Una reforestación no se mide por lo que se planta en un solo día, sino por lo que sigue vivo años después. Ésa es la diferencia entre cumplir con una actividad o transformar un entorno. Sembrar es el primer paso; lograr que crezcan es el verdadero objetivo. Sólo así darán sombra, ayudarán a mejorar la calidad del aire, contribuirán a cuidar el agua y dejarán un beneficio para el futuro. Ahí es donde se sabe si el esfuerzo valió la pena.

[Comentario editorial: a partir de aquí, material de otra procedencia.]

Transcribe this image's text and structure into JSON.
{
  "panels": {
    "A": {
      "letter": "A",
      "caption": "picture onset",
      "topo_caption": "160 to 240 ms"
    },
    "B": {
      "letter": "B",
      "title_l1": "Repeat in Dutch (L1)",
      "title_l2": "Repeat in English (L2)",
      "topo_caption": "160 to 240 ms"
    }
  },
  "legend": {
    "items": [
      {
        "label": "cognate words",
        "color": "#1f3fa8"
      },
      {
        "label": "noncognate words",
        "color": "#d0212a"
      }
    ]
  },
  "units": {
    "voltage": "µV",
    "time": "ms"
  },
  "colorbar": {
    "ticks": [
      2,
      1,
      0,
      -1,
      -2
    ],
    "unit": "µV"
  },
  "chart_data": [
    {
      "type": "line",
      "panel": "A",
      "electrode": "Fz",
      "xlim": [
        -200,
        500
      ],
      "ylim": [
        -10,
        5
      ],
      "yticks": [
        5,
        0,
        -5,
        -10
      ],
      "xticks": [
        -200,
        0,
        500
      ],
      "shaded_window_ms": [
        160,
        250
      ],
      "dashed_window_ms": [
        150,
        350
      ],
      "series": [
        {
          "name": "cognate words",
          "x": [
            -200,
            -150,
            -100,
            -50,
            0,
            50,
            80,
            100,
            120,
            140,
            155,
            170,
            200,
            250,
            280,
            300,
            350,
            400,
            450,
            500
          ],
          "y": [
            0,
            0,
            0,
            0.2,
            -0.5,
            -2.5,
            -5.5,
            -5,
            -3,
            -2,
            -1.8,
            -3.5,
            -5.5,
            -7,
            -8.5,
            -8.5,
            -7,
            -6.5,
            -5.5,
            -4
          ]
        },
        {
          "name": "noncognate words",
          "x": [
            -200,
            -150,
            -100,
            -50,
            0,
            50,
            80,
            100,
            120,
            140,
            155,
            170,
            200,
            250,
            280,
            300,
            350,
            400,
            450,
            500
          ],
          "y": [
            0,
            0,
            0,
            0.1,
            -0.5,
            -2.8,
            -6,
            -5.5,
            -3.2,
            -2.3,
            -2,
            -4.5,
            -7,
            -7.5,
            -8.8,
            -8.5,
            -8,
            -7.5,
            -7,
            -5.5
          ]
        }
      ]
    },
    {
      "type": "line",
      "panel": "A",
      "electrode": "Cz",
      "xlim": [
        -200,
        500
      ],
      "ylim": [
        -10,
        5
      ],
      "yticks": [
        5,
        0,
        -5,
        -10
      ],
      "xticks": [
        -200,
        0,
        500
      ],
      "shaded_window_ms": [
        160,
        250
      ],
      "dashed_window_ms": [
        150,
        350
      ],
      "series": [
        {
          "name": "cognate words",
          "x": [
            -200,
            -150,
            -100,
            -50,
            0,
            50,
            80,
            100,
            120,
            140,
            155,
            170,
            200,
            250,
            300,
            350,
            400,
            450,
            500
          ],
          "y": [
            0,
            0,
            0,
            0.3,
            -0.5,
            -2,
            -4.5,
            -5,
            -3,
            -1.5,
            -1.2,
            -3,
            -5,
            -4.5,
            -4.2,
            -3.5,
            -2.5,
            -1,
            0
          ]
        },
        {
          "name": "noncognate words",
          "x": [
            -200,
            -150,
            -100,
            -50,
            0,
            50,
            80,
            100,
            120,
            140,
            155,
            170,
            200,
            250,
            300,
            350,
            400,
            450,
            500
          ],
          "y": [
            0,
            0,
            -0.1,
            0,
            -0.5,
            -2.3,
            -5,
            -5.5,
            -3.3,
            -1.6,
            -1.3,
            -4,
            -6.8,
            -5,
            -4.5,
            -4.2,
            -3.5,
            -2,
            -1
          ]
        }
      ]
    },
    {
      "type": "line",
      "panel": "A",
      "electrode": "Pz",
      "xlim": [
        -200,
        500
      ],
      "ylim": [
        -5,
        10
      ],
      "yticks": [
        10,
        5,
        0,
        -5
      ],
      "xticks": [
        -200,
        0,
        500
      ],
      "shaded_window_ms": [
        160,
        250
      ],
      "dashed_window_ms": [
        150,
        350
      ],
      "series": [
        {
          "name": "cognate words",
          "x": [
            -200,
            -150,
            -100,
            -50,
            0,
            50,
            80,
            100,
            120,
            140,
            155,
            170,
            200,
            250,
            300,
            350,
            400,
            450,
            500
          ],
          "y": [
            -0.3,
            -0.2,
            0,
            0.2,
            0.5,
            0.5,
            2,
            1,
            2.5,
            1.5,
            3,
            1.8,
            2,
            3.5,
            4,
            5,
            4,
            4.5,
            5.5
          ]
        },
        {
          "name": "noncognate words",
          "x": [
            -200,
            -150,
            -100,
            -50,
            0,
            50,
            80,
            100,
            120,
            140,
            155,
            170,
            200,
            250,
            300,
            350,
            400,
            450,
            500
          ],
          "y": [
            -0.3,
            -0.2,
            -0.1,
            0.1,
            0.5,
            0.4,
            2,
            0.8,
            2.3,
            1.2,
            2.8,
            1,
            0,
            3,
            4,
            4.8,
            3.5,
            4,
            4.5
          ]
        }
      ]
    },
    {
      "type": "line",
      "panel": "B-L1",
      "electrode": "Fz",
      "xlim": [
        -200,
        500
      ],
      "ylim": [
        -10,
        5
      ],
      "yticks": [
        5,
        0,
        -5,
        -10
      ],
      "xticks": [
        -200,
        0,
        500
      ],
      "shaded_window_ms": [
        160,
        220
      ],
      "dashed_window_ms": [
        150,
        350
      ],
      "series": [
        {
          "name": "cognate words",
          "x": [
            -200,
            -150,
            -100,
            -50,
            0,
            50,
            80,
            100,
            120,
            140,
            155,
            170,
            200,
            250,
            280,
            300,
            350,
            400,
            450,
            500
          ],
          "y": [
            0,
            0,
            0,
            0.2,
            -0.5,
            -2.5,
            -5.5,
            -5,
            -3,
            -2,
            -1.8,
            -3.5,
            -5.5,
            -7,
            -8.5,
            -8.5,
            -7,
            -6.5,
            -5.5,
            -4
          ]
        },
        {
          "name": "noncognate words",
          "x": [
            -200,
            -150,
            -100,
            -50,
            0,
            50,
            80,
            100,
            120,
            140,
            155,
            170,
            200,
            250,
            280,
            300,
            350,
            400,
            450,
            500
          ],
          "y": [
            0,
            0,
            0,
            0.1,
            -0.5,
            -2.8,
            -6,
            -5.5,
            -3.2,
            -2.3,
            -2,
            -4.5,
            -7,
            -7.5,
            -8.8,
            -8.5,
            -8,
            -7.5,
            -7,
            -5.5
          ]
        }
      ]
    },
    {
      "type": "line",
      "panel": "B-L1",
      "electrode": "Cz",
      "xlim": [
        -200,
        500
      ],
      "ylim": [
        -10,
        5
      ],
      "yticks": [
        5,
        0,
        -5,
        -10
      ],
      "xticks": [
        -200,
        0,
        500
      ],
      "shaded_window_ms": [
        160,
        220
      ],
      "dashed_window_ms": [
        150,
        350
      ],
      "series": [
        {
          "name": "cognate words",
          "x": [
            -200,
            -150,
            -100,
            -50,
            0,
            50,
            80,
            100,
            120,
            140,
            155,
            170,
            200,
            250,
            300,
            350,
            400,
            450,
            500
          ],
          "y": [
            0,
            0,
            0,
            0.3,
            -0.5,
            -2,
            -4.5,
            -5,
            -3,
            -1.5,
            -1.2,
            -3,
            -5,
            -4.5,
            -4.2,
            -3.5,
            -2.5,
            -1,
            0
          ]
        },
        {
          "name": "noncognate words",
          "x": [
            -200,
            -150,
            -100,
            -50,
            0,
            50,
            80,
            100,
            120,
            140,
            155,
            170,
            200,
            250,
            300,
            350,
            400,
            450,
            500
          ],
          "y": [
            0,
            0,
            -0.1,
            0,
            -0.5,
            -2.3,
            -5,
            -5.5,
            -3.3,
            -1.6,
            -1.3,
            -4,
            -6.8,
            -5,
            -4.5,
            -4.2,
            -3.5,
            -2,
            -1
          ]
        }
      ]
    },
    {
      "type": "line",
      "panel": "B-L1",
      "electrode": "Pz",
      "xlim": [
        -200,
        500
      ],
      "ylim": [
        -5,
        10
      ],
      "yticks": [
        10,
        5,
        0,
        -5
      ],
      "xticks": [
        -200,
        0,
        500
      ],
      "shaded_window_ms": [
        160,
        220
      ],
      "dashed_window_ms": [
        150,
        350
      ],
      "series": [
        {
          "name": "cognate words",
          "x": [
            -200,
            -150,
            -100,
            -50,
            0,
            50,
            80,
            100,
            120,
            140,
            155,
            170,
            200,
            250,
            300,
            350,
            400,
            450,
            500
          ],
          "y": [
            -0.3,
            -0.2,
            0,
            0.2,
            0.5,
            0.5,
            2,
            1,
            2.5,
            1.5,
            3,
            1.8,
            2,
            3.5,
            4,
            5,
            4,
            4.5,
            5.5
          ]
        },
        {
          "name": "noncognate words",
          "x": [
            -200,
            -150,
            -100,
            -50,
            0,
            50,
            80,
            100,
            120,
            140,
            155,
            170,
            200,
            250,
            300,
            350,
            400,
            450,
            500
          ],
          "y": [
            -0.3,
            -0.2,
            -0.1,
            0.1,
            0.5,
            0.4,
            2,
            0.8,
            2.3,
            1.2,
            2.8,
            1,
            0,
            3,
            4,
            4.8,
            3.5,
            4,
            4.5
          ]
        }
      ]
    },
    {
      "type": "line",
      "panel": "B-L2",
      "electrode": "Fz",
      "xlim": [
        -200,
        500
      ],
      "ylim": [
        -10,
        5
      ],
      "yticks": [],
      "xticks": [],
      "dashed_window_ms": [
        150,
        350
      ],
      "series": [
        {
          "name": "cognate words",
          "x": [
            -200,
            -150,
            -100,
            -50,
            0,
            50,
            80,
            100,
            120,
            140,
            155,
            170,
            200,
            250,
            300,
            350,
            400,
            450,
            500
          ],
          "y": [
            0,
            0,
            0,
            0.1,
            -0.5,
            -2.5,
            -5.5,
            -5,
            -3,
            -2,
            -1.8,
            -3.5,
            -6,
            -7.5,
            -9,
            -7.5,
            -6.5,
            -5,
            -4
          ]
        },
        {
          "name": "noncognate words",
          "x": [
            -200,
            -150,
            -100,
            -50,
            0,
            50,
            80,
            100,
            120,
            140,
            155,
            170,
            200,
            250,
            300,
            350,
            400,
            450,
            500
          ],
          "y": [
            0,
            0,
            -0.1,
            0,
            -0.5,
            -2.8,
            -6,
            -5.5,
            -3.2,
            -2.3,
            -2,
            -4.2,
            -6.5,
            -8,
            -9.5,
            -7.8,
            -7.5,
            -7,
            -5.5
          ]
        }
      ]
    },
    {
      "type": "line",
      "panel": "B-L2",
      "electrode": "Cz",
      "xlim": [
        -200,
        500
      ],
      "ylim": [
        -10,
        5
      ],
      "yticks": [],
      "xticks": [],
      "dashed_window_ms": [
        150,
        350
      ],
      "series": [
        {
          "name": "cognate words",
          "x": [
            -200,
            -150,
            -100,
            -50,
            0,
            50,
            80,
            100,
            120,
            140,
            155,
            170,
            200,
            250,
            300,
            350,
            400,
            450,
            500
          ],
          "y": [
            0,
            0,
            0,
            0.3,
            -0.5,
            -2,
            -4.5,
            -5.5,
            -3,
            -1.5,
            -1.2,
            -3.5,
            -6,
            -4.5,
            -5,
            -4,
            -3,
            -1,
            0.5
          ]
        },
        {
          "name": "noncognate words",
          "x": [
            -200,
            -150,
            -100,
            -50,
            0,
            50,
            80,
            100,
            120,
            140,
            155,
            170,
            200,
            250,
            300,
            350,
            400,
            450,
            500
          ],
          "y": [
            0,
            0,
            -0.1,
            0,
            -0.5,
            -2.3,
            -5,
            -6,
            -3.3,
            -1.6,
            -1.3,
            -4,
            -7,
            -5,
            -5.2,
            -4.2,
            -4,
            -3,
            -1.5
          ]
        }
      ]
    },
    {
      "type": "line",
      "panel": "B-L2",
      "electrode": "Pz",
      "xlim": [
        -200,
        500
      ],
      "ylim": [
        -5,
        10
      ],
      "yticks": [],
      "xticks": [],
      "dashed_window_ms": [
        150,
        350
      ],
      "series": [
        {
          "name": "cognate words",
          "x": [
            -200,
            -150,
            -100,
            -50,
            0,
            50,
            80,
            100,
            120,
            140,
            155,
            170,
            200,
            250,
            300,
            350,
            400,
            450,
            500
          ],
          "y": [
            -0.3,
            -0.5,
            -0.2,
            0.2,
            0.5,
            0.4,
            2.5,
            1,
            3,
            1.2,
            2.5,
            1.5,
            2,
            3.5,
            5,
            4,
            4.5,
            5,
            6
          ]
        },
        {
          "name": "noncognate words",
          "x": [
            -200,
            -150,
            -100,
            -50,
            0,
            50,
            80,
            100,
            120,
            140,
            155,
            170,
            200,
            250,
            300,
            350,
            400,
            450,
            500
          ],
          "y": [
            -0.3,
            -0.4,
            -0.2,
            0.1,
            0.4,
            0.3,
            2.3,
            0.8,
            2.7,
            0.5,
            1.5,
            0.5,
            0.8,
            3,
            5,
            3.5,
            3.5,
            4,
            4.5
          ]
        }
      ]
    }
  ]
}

Con la política pasa lo mismo. Es fácil anunciar un programa, inaugurar una obra o presentar una iniciativa. Lo difícil es darles seguimiento, corregir cuando hace falta y llevarlos hasta donde realmente cambien la vida de las personas. Los proyectos no valen por cómo empieza, sino por lo que consiguen.
Nos hemos acostumbrado a celebrar los comienzos. Aplaudimos una inauguración, un anuncio o una simple fotografía, cuando lo más importante viene después: los resultados. Éste debería ser el criterio para evaluar cualquier proyecto, cualquier responsabilidad pública y cualquier liderazgo.
Nadie recuerda cuántos árboles se sembraron en una jornada. Lo que todos recuerdan es el bosque que quedó. Así también deberían medirse las acciones públicas: por los resultados que dejan y por el cambio que logran en la vida de las personas.
Al final, los árboles hablan de quienes los sembraron. Los proyectos también.